We coded the meaningful units of text to the codes (nodes) that were found to represent that unit. Some of the meaningful units were coded more than once. At this stage, although the data analysis was guided, it was not confined to the primary codes. Inductive coding was assigned to text segments which represented a new code that was not pre-determined. The new codes were assigned as separate codes or an expansion of the codes available in the initial codebook. All the coded transcripts were then organized by using NVIVO 10 qualitative data analysis software.

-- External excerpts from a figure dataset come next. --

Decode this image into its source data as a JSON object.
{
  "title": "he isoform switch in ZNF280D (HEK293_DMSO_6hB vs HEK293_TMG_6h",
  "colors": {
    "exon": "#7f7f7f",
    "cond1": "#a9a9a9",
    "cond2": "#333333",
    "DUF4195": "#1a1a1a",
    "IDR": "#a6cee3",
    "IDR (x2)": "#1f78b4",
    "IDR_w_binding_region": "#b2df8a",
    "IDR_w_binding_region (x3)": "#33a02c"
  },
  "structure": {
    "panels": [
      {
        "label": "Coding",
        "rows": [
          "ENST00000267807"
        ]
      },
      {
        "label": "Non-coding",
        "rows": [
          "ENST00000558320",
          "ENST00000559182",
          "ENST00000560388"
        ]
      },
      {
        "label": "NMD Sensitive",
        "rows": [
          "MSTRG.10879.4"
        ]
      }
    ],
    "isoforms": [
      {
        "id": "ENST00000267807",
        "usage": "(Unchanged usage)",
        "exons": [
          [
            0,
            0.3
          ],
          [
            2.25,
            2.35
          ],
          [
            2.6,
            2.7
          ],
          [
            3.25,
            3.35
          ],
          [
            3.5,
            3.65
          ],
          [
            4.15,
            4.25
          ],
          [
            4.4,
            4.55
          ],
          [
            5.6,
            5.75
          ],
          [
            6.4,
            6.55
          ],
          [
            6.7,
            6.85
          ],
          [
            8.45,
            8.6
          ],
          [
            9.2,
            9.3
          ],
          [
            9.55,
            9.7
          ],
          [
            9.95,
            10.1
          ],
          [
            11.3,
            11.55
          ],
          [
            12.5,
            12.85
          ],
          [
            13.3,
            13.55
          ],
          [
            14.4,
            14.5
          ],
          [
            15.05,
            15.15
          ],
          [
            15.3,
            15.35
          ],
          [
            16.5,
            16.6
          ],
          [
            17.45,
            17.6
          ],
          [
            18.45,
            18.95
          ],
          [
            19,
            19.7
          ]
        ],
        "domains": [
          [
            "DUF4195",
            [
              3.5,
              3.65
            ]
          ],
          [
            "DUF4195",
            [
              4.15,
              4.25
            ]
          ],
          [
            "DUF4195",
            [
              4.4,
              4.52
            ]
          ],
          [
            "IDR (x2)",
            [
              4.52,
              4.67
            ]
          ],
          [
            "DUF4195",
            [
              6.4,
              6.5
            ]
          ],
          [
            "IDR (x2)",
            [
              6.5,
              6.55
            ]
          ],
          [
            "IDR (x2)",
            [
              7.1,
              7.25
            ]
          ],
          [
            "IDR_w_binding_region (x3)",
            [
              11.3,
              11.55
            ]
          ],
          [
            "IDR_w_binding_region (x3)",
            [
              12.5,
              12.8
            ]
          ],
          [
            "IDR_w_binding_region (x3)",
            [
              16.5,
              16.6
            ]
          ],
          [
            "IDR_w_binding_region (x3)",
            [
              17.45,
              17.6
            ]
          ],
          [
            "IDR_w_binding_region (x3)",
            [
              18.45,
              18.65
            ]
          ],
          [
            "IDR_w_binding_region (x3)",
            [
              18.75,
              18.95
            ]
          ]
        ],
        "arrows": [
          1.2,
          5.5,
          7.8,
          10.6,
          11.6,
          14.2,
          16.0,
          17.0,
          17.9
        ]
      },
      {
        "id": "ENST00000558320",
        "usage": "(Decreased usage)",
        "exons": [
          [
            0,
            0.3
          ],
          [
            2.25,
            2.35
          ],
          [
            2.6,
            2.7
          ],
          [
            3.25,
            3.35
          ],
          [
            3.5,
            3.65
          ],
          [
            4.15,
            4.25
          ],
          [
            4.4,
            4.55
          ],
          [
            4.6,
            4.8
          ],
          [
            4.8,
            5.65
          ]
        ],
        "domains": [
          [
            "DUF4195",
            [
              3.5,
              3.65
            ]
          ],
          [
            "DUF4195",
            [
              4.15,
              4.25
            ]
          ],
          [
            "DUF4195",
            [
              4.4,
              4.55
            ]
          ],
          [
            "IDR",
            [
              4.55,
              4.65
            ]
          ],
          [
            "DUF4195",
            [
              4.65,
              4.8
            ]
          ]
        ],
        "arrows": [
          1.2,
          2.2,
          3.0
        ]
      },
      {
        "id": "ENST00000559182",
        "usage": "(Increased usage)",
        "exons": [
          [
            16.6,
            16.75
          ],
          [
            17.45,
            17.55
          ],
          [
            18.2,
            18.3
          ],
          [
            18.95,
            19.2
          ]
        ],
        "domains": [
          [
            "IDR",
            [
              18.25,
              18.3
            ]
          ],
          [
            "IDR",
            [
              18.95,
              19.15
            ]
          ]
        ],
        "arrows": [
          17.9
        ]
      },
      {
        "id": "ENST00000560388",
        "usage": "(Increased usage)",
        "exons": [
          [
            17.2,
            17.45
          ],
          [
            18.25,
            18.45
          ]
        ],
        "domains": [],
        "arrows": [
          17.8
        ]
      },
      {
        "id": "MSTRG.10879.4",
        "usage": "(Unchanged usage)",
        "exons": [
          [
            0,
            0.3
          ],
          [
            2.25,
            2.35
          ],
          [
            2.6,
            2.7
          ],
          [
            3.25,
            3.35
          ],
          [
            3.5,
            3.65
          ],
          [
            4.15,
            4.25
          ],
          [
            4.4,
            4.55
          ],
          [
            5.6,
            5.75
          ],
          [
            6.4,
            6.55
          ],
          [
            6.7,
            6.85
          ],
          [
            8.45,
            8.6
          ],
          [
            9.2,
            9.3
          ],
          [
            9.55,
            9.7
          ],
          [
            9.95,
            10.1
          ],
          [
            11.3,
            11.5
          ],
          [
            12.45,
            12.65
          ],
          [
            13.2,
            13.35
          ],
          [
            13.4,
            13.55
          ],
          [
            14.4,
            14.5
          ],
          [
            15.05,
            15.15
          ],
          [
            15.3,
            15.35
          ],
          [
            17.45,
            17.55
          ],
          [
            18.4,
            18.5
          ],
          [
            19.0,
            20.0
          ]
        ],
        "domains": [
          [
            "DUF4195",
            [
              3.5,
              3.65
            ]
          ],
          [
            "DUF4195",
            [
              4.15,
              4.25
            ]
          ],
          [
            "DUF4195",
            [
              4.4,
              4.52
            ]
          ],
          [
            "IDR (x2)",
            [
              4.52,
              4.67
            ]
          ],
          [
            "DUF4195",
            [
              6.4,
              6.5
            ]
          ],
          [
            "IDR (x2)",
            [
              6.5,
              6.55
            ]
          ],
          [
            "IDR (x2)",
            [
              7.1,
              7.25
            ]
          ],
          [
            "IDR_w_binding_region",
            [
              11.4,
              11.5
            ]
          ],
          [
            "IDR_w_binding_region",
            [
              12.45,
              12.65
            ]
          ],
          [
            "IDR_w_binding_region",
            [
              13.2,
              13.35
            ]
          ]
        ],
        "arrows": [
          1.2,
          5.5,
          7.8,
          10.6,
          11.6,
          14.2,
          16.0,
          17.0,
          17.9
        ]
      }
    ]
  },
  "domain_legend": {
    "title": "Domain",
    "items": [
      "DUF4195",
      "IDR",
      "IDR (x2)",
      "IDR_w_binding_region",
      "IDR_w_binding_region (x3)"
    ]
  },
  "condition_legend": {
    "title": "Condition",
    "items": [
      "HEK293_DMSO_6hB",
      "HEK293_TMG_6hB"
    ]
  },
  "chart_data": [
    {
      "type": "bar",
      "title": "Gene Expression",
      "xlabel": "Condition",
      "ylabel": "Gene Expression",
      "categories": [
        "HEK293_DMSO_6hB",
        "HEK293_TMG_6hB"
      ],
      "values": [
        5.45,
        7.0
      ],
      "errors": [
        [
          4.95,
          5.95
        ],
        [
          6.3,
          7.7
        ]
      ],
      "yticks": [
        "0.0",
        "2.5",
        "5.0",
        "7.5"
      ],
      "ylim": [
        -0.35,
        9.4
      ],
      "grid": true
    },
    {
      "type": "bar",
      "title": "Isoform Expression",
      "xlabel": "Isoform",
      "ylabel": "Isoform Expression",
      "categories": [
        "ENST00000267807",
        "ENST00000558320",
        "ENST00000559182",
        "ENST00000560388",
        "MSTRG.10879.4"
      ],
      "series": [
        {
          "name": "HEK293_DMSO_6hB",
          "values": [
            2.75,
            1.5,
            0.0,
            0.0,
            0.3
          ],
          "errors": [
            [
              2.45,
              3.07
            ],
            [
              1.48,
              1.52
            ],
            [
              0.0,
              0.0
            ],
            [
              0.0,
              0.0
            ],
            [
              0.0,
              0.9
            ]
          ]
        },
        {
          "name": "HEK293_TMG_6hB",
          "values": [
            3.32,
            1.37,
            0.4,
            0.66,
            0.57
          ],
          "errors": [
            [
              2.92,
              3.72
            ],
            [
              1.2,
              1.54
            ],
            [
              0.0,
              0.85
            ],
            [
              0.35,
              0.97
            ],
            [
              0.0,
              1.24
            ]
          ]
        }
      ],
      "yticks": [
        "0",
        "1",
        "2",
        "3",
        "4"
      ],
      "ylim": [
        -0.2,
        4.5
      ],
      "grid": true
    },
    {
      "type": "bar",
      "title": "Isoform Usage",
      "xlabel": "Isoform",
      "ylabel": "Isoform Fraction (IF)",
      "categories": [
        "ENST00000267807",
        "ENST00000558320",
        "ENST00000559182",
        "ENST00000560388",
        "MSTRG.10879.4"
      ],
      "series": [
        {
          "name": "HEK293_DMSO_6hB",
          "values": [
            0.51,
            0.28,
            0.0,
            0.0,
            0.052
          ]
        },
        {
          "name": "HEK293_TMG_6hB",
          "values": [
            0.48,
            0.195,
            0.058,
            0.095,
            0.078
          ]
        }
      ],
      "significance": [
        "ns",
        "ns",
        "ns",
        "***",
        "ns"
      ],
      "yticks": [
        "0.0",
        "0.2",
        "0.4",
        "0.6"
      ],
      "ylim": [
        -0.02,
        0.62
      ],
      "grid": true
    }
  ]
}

Similar codes were grouped together and through abstraction, sub-categories were formed. Through comparison and checking and rechecking of similarities and differences between the sub-categories, the sub-categories were sorted to form categories to reflect the manifest content of the text that were supported with suitable quotes from the transcripts. Further interpretation of the categories was then used to ensure the latent meaning is also brought into focus. The whole process although described as a linear process, it was iterative at all points to ensure that both the manifest and latent meaning of the data is not lost.
Ethical approval was obtained from the Muhimbili University of Health and Allied Sciences Research and Ethical Review Committee. Permission to conduct the study in the four study settings was granted by the Ministry of Health. Written informed consent was obtained from each participant after receiving explanations about the study aim and they were informed that their participation was voluntary and they were free to decline or withdraw at any time in the course of the study. All participants were informed that there was no financial compensation for participating in the study and only water was provided during the interview or discussion. Participants’ privacy was assured by not using their names or facility identity during the data collection and dissemination process through written reports and peer referred publications. The latter aimed to ensure that no one out of the research team could identify the place where data was collected. Permission was requested for the use of an audio recorder during interviews and discussions.